Когда они ушли, Арон долго сидел и злился, думая о том, с какой нелепой тщательностью проводят подобные расследования. Документы, свидетели, доказательства — все сплошь препятствия в таком ясном как Божий день деле. Словно и нет миллионов неопровержимых доказательств, словно Лидия не доказательство, словно они не знают, что имеют дело с бандой заговорщиков, в которой, проявляя деликатность и соблюдая какие-то правила из устаревших книг, им не раздобыть ни единого свидетеля. Арон только хотел надеяться, что ему попался случай наособицу и в других местах действуют не столь бестолково и деликатно. Но даже и этот, единственный, случай показался ему чудовищным, он не мог с этим мириться, он скатился вниз по лестнице и позвонил в одну из дверей нижнего этажа. Маленький вахтер открыл ему дверь и улыбнулся как доброму знакомому со словами «ах, это вы». Но Арон схватил его за шиворот и так встряхнул, что вахтер начал задыхаться, безуспешно стараясь высвободиться.
— Выслушайте меня хорошенько, — сказал Арон, — если вы сию же секунду не пойдете и не расскажете все, что вам известно про Лейтвейна, я на вас заявлю.

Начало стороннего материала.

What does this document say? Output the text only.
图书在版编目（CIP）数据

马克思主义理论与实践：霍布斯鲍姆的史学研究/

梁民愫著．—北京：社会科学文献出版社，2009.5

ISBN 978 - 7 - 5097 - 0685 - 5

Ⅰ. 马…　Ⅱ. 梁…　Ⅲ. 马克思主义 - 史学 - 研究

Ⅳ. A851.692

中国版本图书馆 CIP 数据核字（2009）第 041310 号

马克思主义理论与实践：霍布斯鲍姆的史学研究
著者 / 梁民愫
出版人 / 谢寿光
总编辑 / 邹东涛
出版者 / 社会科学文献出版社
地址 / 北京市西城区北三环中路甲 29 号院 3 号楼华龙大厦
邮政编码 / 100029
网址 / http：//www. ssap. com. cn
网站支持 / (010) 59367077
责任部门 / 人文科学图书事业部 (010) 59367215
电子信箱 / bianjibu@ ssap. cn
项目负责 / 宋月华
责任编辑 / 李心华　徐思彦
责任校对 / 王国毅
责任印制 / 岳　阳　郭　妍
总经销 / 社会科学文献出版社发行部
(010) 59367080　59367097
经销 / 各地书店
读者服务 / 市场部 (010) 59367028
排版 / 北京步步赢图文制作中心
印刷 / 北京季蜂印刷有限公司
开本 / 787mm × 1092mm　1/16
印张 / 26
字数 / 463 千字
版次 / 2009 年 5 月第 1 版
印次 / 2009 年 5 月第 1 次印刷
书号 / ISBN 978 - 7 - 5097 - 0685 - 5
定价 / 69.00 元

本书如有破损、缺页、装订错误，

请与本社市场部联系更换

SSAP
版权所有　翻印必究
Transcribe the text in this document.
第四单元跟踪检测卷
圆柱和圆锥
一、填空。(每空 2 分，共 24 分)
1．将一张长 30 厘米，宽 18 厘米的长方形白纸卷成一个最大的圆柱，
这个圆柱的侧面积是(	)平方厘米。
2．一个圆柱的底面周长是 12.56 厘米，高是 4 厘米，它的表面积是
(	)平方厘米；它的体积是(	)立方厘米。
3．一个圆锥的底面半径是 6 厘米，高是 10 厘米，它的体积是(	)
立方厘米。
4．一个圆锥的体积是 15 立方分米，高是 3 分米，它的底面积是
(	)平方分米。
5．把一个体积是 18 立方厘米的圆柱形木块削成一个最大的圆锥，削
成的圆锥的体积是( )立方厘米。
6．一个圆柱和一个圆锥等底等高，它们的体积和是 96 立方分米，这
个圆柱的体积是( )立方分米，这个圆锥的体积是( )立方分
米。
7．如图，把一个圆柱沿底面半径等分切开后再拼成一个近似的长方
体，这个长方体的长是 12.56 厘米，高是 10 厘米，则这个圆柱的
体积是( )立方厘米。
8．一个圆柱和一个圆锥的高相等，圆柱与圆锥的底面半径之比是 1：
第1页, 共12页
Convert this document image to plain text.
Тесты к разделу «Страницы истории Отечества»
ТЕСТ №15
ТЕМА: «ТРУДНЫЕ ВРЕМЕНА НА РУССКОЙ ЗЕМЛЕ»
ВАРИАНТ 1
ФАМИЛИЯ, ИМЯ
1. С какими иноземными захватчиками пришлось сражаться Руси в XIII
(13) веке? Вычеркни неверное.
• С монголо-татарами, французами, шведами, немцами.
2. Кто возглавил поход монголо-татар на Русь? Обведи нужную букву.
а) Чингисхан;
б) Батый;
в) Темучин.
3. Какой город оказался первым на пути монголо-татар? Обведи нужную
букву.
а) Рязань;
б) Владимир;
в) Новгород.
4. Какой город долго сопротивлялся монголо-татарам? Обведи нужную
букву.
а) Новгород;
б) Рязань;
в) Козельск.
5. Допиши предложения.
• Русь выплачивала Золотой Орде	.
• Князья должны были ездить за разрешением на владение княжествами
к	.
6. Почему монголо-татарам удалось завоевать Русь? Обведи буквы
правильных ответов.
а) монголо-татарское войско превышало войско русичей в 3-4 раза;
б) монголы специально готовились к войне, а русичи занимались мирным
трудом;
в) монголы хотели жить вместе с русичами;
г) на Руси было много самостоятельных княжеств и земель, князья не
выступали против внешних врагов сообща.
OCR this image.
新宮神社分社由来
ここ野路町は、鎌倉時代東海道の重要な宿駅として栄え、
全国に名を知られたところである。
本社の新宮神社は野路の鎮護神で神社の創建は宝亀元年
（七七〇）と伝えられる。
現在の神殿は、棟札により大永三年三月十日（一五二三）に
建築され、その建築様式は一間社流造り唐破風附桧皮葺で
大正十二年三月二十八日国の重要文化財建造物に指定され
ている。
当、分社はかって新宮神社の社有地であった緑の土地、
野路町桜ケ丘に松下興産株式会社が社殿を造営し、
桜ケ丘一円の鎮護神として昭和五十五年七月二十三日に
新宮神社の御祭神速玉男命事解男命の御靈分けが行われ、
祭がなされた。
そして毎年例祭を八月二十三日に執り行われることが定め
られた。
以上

Уж можете мне поверить, вы у меня сядете.
Вахтер не отвечал ни слова, то ли из страха, то ли потому, что воротник тесно сдавил ему горло, он только смотрел выкатившимися глазами и не сопротивлялся.
Арон сказал:
— И чтоб немедленно. Вы меня поняли?
Вахтер кивнул. Арон выпустил его воротник, проследил, как тот надевает куртку, единственный башмак и выходит из дому.
— Стало быть, ты надумал заменить полицию?
— Почему ты спрашиваешь таким тоном, будто не согласен со мной?
Я начал решительно возражать и объяснил, что, если буду со всем соглашаться, от этого не будет толку ни мне, ни ему. Я сказал:
— Мне просто хочется понять смысл события, при котором я не присутствовал. Как еще можно истолковать мой вопрос?
— Да так, что тебе хочется выглядеть человеком объективным, а мне это ни к чему. Если тебе так уж приспичило быть объективным, ступай и опиши футбольный матч. А со мной у тебя ничего не получится, иначе ты представишь меня в ложном свете.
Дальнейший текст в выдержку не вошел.